Northrop Grumman connects RAAF simulators to US test lab

Operating from the CAE KC-30 simulator at RAAF Amberley, a No. 33 Squadron pilot approaches a United States KC-135 simulated aircraft.Northrop Grumman Australia has announced that it has successfully demonstrated the value of distributed connectivity by linking up two Royal Australian Air Force simulators and a company test lab in the US, providing virtual training at multiple sites.

The demonstration saw a KC-30A simulator and a C-17A Globemaster simulator at RAAF Base Amberley connected with a Northrop Grumman laboratory in Orlando, Florida, the company said in a statement.

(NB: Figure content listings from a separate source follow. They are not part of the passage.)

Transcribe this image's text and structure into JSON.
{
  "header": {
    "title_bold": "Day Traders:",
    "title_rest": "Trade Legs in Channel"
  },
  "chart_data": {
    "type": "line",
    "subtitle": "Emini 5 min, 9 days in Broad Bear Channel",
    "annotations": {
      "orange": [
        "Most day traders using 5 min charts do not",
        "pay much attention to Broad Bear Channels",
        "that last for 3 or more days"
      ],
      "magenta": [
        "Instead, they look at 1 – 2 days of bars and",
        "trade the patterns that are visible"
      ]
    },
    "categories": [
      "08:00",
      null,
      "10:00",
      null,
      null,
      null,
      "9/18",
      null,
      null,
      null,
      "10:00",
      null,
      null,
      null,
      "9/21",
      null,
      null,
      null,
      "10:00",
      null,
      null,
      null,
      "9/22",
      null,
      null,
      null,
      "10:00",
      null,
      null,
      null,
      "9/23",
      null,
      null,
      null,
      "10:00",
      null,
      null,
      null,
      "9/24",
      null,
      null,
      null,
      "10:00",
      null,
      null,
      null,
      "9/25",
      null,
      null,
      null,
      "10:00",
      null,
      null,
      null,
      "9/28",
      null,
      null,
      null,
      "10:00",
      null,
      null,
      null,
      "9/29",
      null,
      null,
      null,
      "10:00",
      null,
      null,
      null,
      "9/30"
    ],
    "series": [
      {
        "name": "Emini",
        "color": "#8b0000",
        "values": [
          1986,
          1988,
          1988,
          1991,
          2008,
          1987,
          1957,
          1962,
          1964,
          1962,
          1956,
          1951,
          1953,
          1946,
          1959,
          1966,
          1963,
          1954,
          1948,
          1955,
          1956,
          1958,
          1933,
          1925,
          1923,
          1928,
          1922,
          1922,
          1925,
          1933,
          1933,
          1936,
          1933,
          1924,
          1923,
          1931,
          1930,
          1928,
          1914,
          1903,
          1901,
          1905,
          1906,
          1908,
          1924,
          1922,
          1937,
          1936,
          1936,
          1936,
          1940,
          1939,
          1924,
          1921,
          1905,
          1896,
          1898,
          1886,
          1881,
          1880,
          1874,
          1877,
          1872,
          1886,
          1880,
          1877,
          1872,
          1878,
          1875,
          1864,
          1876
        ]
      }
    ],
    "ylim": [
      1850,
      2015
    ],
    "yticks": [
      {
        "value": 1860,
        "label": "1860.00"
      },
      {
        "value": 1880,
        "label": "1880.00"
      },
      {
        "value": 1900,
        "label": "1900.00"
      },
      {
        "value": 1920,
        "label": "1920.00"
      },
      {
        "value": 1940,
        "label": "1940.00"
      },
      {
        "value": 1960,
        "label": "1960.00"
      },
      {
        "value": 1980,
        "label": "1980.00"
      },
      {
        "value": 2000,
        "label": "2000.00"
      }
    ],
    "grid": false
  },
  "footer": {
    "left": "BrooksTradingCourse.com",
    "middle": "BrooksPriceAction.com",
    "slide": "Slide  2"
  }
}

This industry-funded demonstration, which was conducted in conjunction with CAE and L-3 Communications, followed a survey of the RAAF Air Mobility Group’s KC-30A, C-17A and C-130J Hercules simulators to determine their operating standards compared to those of the US Air Force’s Distributed Mission Operations Network (DMON).

DMON, for which Northrop Grumman is the prime contractor, is a system that enables dissimilar aircraft platforms located at different sites to interoperate and train together in a realistic virtual environment.

“In these times of increased operational tempo and stretched resources, the ability to connect and execute distributed missions virtually across multiple sites across the globe is a real force-multiplying capability,” said Ian Irving, chief executive of Northrop Grumman Australia.

“We are grateful for the opportunity to have worked closely with CAE and L-3 on this important demonstration. And, as a world leader in the provision of distributed networks through its DMON system to the US Air Force, Northrop Grumman looks forward to the potential development of a persistent capability for the Australian Defence Force.”

Operating from the CAE KC-30 simulator at RAAF Amberley, No. 33 Squadron pilots approach a United States KC-135 simulated aircraft.